L'olive, un pilier des navigations anciennes

L'épave dans laquelle a été retrouvée l'amphore est bien connue des scientifiques. Elle est même observable par les passionnés de plongée qui explorent les alentours de l'île de Besmi, bien que son accès soit limité en raison de sa grande profondeur. Les fouilles sous-marines à 45 à 50 mètres ont finalement débuté en 2024. À l'aide de robots capables d'opérer en grande profondeur, les archéologues ont été capables d'enfin remonter à la surface des éléments de la cargaison du navire : de grands pithoi (du singulier pithos, de profondes jarres de la Grèce antique), ainsi que des amphores encore entières.

La typologie de ces dernières a permis d'identifier l'origine du navire marchand. D'après le Dr Hakan Öniz, président du département de conservation, il aurait initialement quitté les actuelles côtes de Gaza (Palestine) pour une destination inconnue, avant de sombrer dans les eaux turques en raison d'une tempête.

"Il y a 1 100 ans, cette région [Gaza] était réputée pour sa production d'olives", ajoute-t-il l'expert. Les principaux produits transportés dans les amphores étaient certes le vin, mais aussi les olives, donc : "Placées dans des amphores, [elles] devenaient comestibles après une semaine en eau de mer et pouvaient se conserver pendant plusieurs mois sans se détériorer. C'était donc une denrée indispensable".
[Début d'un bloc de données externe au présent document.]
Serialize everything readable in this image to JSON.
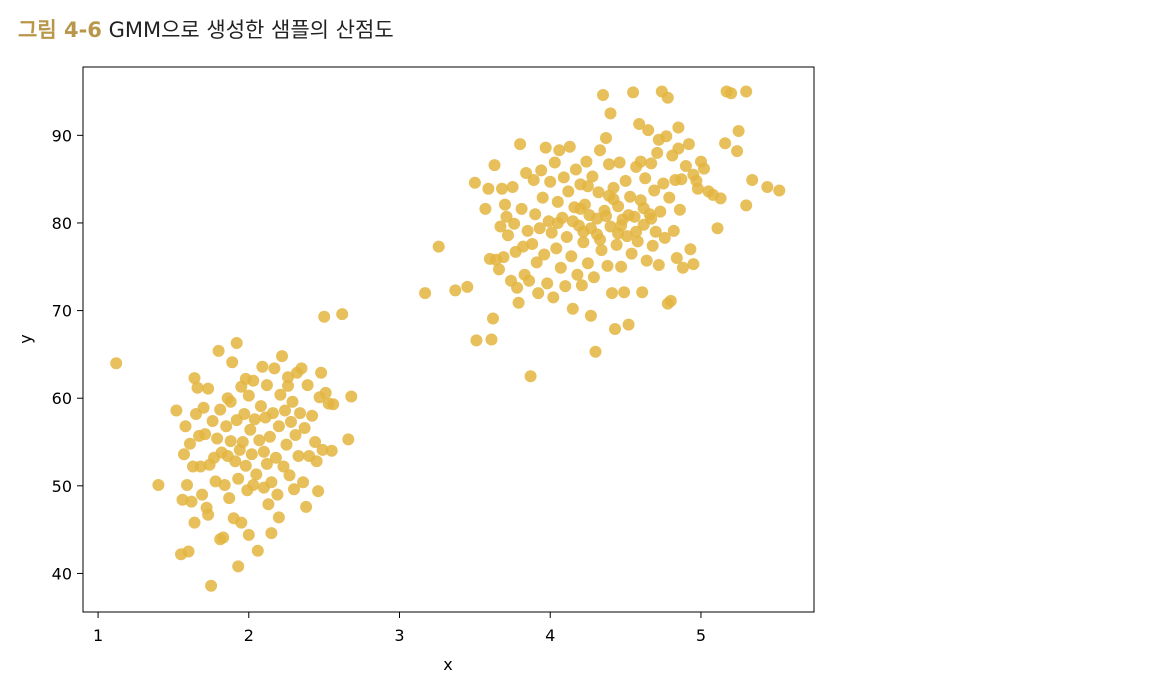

À la fin de l'Antiquité, les olives- et leur huile- occupaient une place centrale dans l'économie méditerranéenne. Si elles étaient non seulement essentielles pour l'alimentation, elles l'étaient également pour l'éclairage (lampes à huile), les soins du corps, les rites religieux et certains procédés artisanaux (comme le tannage du cuir). Si l'existence d'amphores remplies d'olives était donc attestée, la découverte de nombreux noyaux dans l'une d'elles constitue pour autant une première de ce type le long des côtes turques.

Mystère au cœur d'une amphore encore intacte

Une autre amphore, trouvée sur la même fascinante épave, a quant à elle été transportée au laboratoire d'archéologie sous-marine de l'université d'Akdeniz. Pour cause, elle était encore scellée après 1 100 ans. Contenait-elle encore de l'huile, des noyaux ? Après l'avoir examinée au microscope et à l'aide de loupes spéciales, les spécialistes en ont soigneusement ouvert le sceau à l'aide de burins, de marteaux et de petits outils. Ils ont veillé à ce qu'elle reste humide en permanence, pour éviter que son contenu ne se dessèche.

Des échantillons ont enfin été prélevés en son sein afin d'en déterminer la nature, qui reste encore incertaine. "L'amphore peut contenir des noyaux d'olive, de l'huile d'olive, du vin ou de la sauce de poisson, mais il peut aussi s'agir de quelque chose d'entièrement différent [...], suppose Dr Hakan Öniz, cette fois interrogé par Anadolu. L'ouverture était passionnante, mais l'attente du résultat l'est encore plus".